On select evenings we will be offering quiet sessions starting at 4.15pm.   
Gardens close 10pm   

Ticket prices 

Wakehurst or Kew member – Adult: £14 
Wakehurst or Kew member – Family (2 adults & 2 children): £46  
Adult: £16  
Children (4 – 16): £10  
Infants (under 4) and carers: Free  
Family (2 adults & 2 children): £50  

Car parking is included in the ticket price  

Pre-bookable lantern making kit £4.75  

[1] https://butterfly-conservation.org/moths/why-moths-matter/moths-in-decline

Notes to Editors 

Please note that Wakehurst is referred to just as ‘Wakehurst’, not ‘Wakehurst Place’. It is not a National Trust property. 

Address: Wakehurst, Ardingly, Haywards Heath, Sussex, RH17 6TN 
Facebook: www.facebook.com/wakehurst.kew 
Twitter: @wakehurst_kew 
Instagram: @wakehurst_kew 
Hashtag: #GlowWild 

Wakehurst, Kew’s wild botanic garden in Sussex is home to the Millennium Seed Bank and over 500 acres of the world’s plants including temperate woodlands, ornamental gardens and a nature reserve.
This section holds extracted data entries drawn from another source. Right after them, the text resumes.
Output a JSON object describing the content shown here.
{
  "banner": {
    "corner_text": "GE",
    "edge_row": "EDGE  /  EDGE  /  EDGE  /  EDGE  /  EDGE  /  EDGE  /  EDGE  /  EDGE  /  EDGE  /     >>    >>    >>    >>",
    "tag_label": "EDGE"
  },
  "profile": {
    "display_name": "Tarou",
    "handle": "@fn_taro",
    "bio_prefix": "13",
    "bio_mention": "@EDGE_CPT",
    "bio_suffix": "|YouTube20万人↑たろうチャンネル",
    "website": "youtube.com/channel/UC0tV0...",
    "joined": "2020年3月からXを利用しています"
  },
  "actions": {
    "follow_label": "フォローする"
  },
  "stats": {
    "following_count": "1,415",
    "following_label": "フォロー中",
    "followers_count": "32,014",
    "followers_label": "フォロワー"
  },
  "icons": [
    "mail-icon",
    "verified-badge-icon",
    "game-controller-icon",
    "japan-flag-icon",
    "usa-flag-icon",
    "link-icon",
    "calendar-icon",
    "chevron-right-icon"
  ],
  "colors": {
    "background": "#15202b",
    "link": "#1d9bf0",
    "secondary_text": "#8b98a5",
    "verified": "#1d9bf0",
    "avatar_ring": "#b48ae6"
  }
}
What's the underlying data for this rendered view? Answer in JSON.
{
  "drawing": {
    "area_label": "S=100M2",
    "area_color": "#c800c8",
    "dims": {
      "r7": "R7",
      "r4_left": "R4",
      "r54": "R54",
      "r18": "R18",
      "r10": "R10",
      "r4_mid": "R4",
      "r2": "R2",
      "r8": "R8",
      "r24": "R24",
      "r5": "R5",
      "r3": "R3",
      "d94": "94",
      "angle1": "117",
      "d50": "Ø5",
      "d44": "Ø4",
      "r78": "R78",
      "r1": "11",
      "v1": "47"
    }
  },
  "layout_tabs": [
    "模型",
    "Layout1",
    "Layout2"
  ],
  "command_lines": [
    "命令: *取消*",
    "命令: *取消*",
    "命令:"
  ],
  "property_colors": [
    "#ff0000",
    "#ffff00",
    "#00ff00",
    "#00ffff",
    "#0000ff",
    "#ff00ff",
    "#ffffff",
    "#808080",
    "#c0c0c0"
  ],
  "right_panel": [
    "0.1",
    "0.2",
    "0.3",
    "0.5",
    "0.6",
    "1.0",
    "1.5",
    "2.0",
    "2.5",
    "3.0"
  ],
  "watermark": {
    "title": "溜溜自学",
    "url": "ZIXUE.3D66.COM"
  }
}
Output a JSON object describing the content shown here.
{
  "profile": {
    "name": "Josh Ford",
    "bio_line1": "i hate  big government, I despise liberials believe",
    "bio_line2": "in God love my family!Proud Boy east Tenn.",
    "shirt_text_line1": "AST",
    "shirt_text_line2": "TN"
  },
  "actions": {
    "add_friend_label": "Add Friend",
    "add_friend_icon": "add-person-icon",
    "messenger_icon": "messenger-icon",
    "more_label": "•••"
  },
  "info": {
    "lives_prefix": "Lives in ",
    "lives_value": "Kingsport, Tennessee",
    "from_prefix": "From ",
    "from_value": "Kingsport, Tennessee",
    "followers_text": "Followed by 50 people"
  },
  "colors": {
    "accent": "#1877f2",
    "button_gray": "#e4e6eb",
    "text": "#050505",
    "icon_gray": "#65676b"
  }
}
It is situated in the High Weald of Sussex, an Area of Outstanding Natural Beauty, and focuses on wild plant collections. The Millennium Seed Bank houses and protects seed from the world’s most substantial and diverse collection of threatened and useful wild plants, making it the most biodiverse place on earth.    

RBG Kew receives just under half of its funding from Government through the Department for the Environment, Food and Rural Affairs (Defra) and research councils. Further funding needed to support Kew’s vital work comes from donors, membership and commercial activity including ticket sales.